Harvard filed a lawsuit against US President Donald Trump’s administration on Monday, escalating the conflict between the famed university and the Republican, who has threatened its funding and sought outside political supervision.
Trump has attempted to drag numerous famous colleges to heel over allegations that they fostered campus anti-Semitism, threatening their budgets, tax-exempt status, and foreign student enrolment, but Harvard has refused to comply.
“This case involves the government’s efforts to use the withholding of federal funding as leverage to gain control of academic decision-making at Harvard,” the Ivy League university said in a lawsuit filed in a Massachusetts federal court that named several other institutions targeted by Trump.
“The government’s actions flout not just the First Amendment but also federal laws and regulations,” said the complaint, which called Trump’s actions “arbitrary and capricious”.
Trump is unhappy with Harvard for rejecting government oversight of its admissions, hiring procedures, and political stance and last week ordered the freezing of $2.2 billion in federal money for the famous college.
The complaint seeks to have the funds frozen and the conditions imposed on federal grants deemed illegal, as well as for the Trump administration to pay Harvard’s costs.
Trump and his White House team have publicly justified their anti-university campaign as a response to what they call unchecked “anti-Semitism” and the necessity to reverse diversity initiatives aimed at healing minorities’ past mistreatment.
The government maintains that the protests against Israel’s war in Gaza that spread across US college campuses last year were anti-Semitic.

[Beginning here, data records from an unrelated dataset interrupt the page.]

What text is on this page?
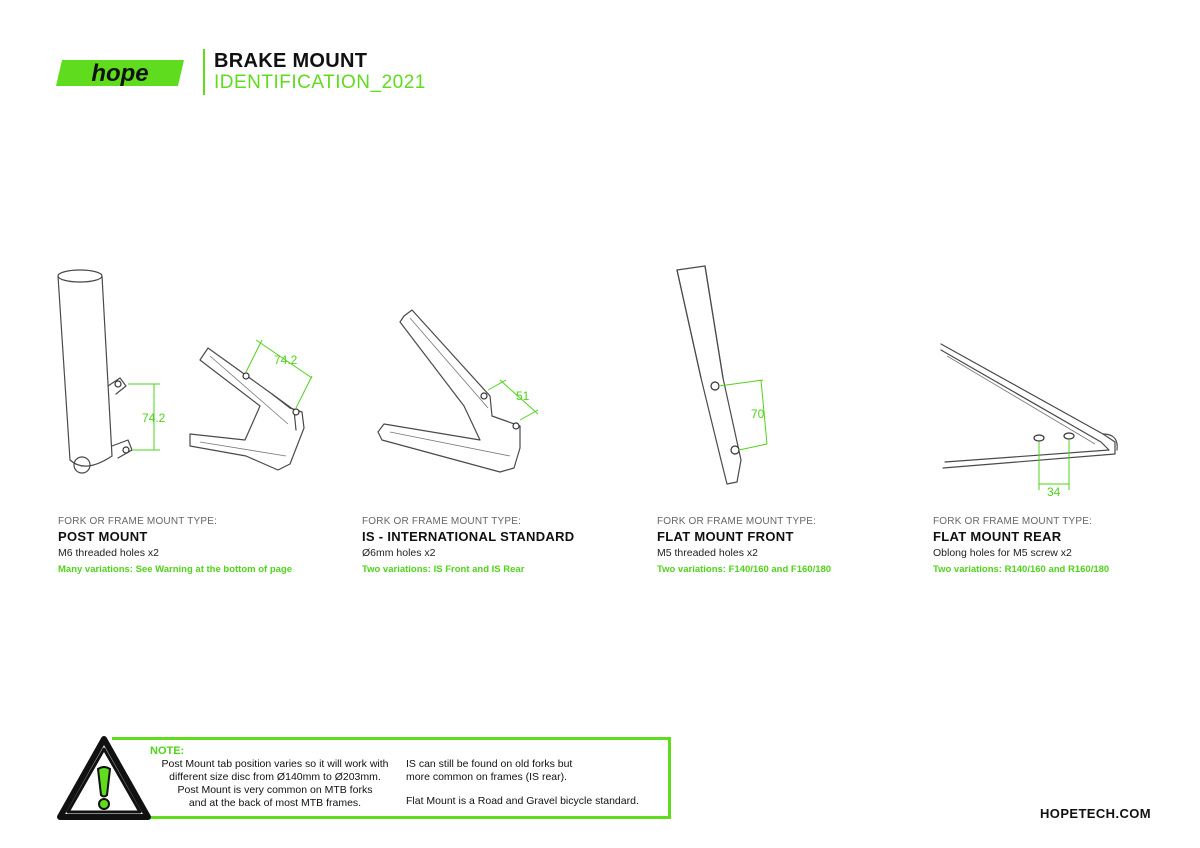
hope	BRAKE MOUNT
IDENTIFICATION_2021
74.2
74.2
51
70
34
FORK OR FRAME MOUNT TYPE:
POST MOUNT
M6 threaded holes x2
Many variations: See Warning at the bottom of page
FORK OR FRAME MOUNT TYPE:
IS - INTERNATIONAL STANDARD
Ø6mm holes x2
Two variations: IS Front and IS Rear
FORK OR FRAME MOUNT TYPE:
FLAT MOUNT FRONT
M5 threaded holes x2
Two variations: F140/160 and F160/180
FORK OR FRAME MOUNT TYPE:
FLAT MOUNT REAR
Oblong holes for M5 screw x2
Two variations: R140/160 and R160/180
NOTE:
Post Mount tab position varies so it will work with
different size disc from Ø140mm to Ø203mm.
Post Mount is very common on MTB forks
and at the back of most MTB frames.

IS can still be found on old forks but
more common on frames (IS rear).

Flat Mount is a Road and Gravel bicycle standard.

HOPETECH.COM
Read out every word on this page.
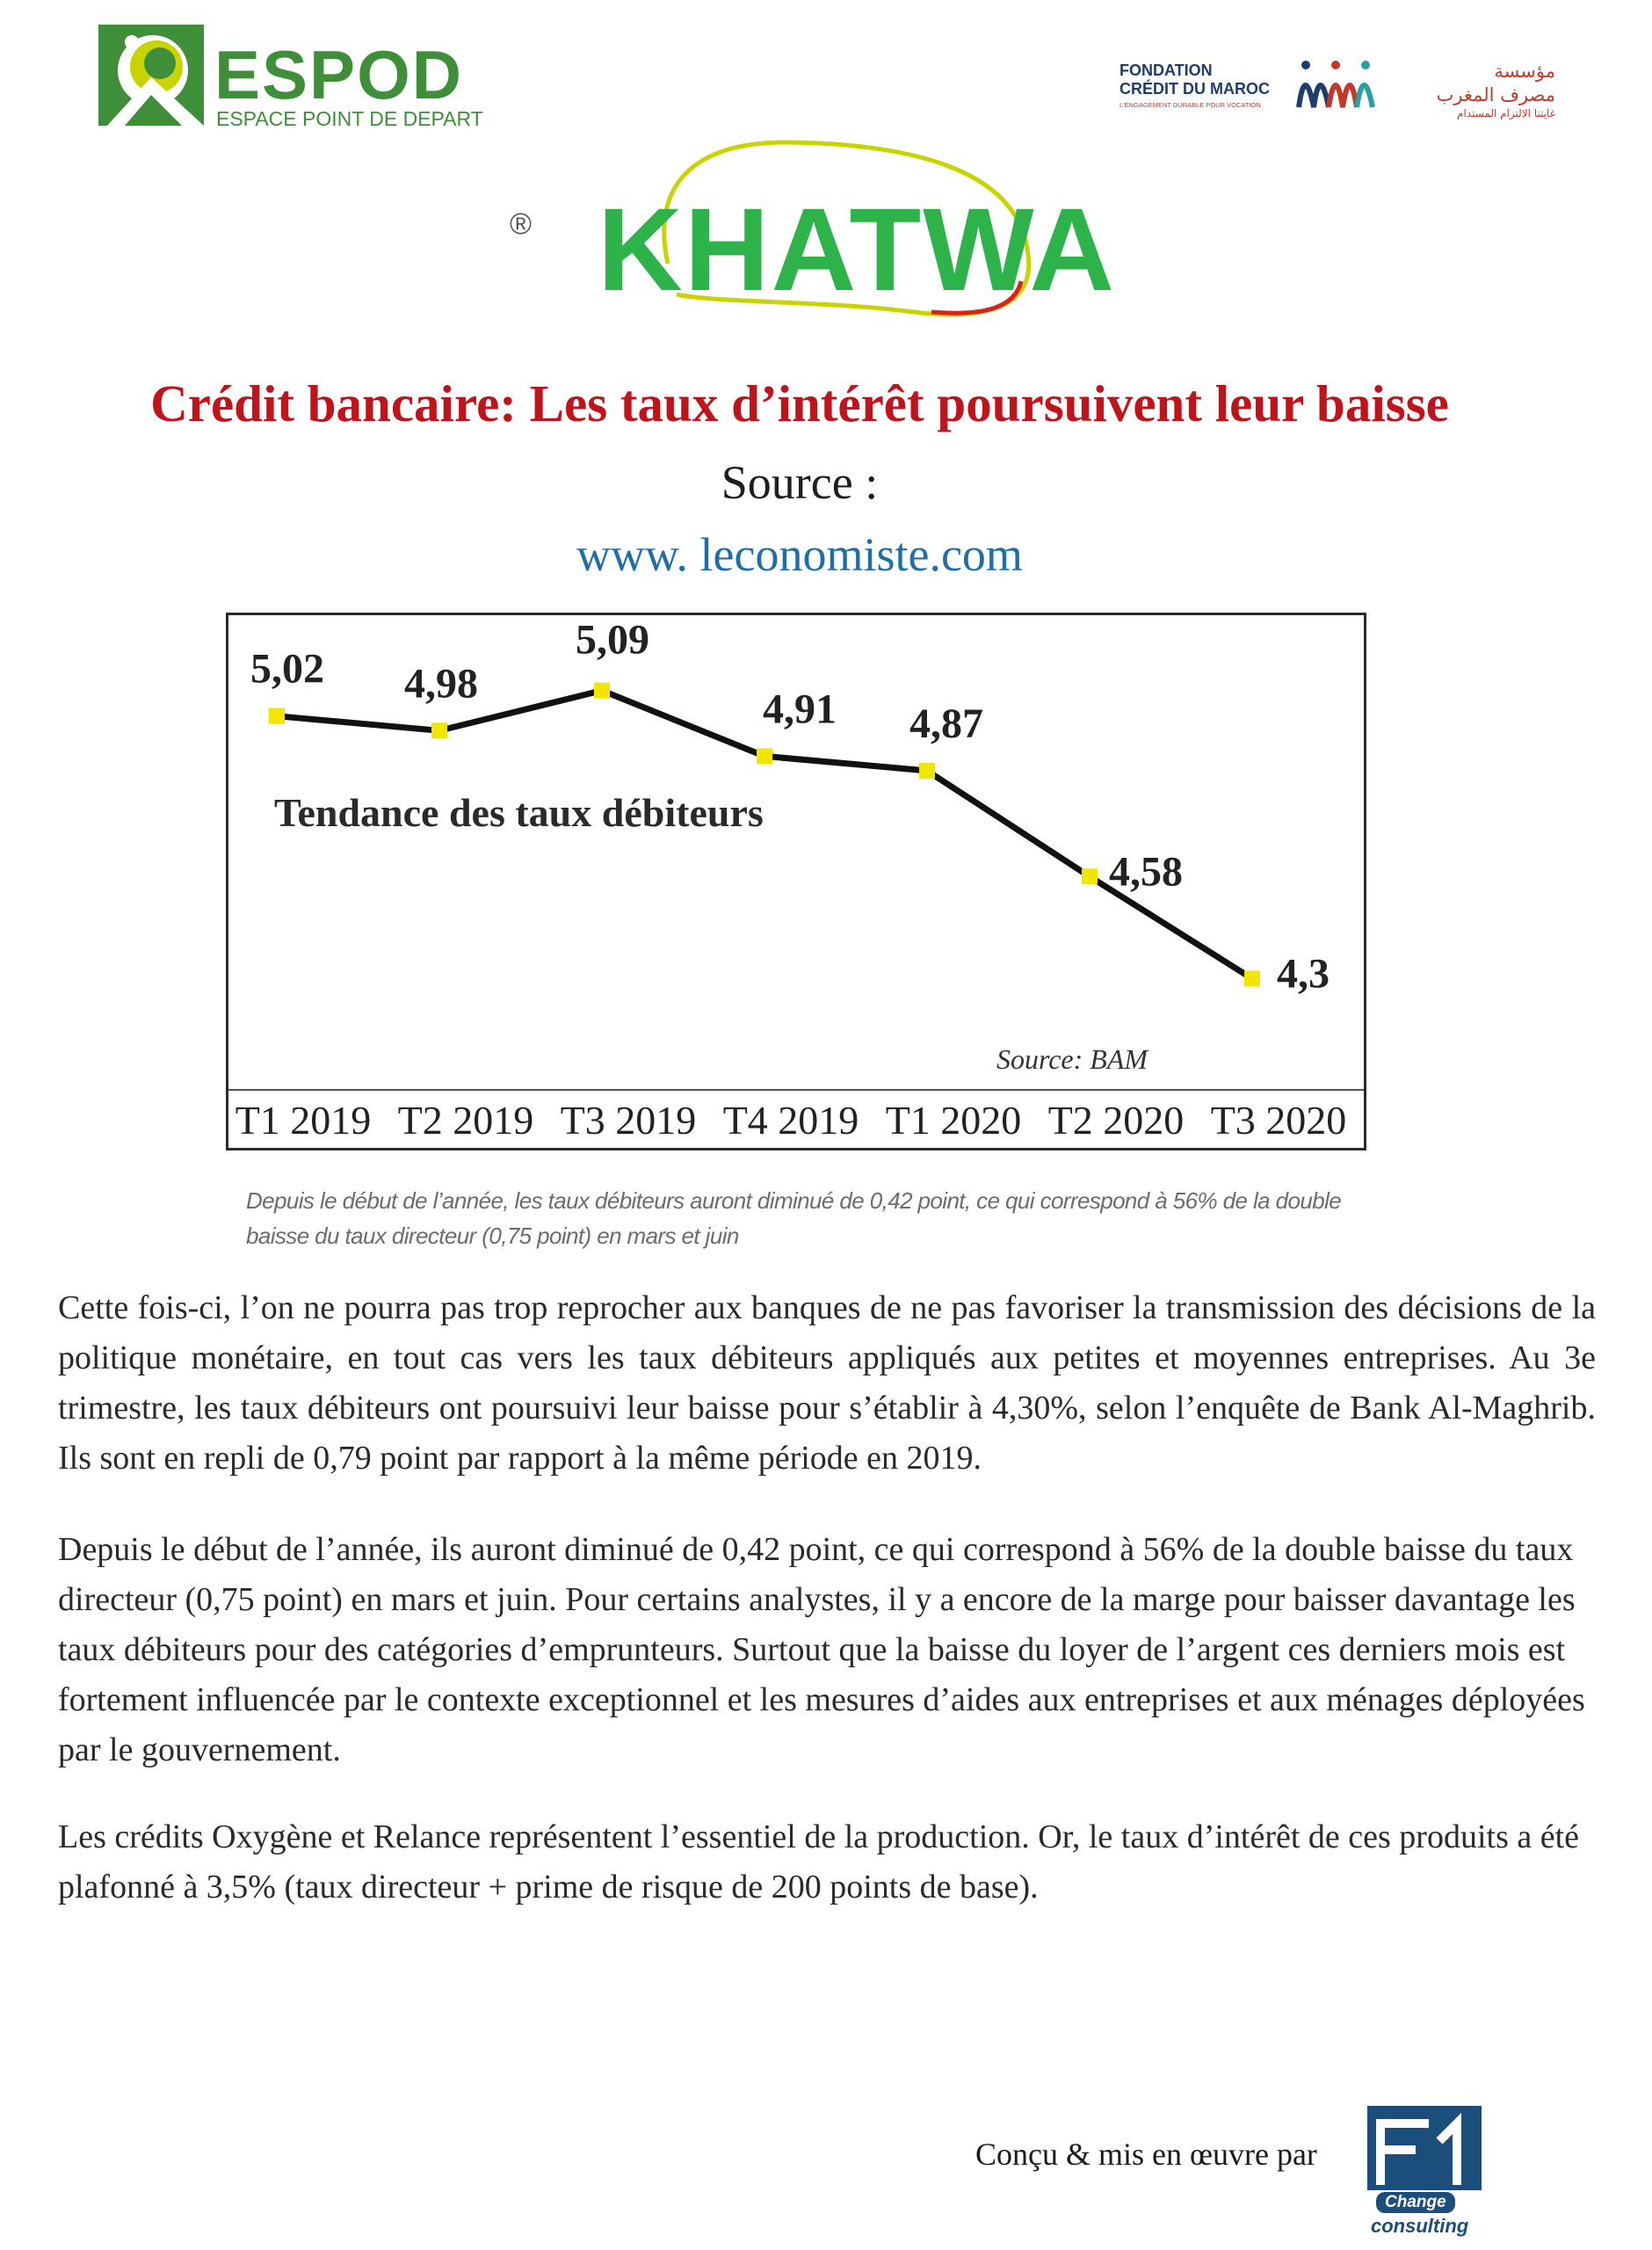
ESPOD
ESPACE POINT DE DEPART
FONDATION
CRÉDIT DU MAROC
L'ENGAGEMENT DURABLE POUR VOCATION
مؤسسة
مصرف المغرب
غايتنا الالتزام المستدام
® KHATWA
Crédit bancaire: Les taux d’intérêt poursuivent leur baisse
Source :
www. leconomiste.com
Tendance des taux débiteurs
Source: BAM
5,02 4,98
5,09
4,91 4,87
4,58
4,3
T1 2019 T2 2019 T3 2019 T4 2019 T1 2020 T2 2020 T3 2020
Depuis le début de l’année, les taux débiteurs auront diminué de 0,42 point, ce qui correspond à 56% de la double baisse du taux directeur (0,75 point) en mars et juin
Cette fois-ci, l’on ne pourra pas trop reprocher aux banques de ne pas favoriser la transmission des décisions de la politique monétaire, en tout cas vers les taux débiteurs appliqués aux petites et moyennes entreprises. Au 3e trimestre, les taux débiteurs ont poursuivi leur baisse pour s’établir à 4,30%, selon l’enquête de Bank Al-Maghrib. Ils sont en repli de 0,79 point par rapport à la même période en 2019.
Depuis le début de l’année, ils auront diminué de 0,42 point, ce qui correspond à 56% de la double baisse du taux directeur (0,75 point) en mars et juin. Pour certains analystes, il y a encore de la marge pour baisser davantage les taux débiteurs pour des catégories d’emprunteurs. Surtout que la baisse du loyer de l’argent ces derniers mois est fortement influencée par le contexte exceptionnel et les mesures d’aides aux entreprises et aux ménages déployées par le gouvernement.
Les crédits Oxygène et Relance représentent l’essentiel de la production. Or, le taux d’intérêt de ces produits a été plafonné à 3,5% (taux directeur + prime de risque de 200 points de base).
Conçu & mis en œuvre par
Change
consulting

Many US institutions, including Harvard, cracked down on protests over the allegations at the time, with the Cambridge-based institution putting 23 students on probation and refusing degrees to 12 others, protest organisers said.
“Harvard can no longer be considered even a decent place of learning, and should not be considered on any list of the World’s Great Universities or Colleges,” Trump said on his Truth Social platform last week.
“Harvard is a joke, teaches hate and stupidity, and should no longer receive federal funds.”
Harvard President Alan Garber has stated that the Trump administration has launched “numerous investigations” into the university’s operations.
Garber has refused to negotiate the university’s independence or constitutional rights.
Other top institutions, such as Columbia University, have bowed to less sweeping demands from the Trump administration, which claims the educational elite is too left-wing.
Harvard has been threatened by the Department of Homeland Security to turn over records on visa-holders’ “illegal and violent activities”.
This academic year, international students accounted for 27.2 per cent of Harvard’s enrolment, according to its website.
“Make no mistake: Harvard rejects anti-Semitism and discrimination in all of their forms and is actively making structural reforms to eradicate anti-Semitism on campus,” said Monday’s lawsuit.
“But rather than engage with Harvard regarding those ongoing efforts, the government announced a sweeping freeze of funding for medical, scientific, technological, and other research that has nothing at all to do with anti-Semitism.”
Trump’s remarks about diversity echo long-standing conservative accusations that US university campuses are overly liberal, silencing right-wing voices and favouring minorities.
In the case of Harvard, the White House is seeking unprecedented levels of government control over the inner workings of the country’s oldest and wealthiest university, as well as one of the world’s most prestigious educational and research institutions.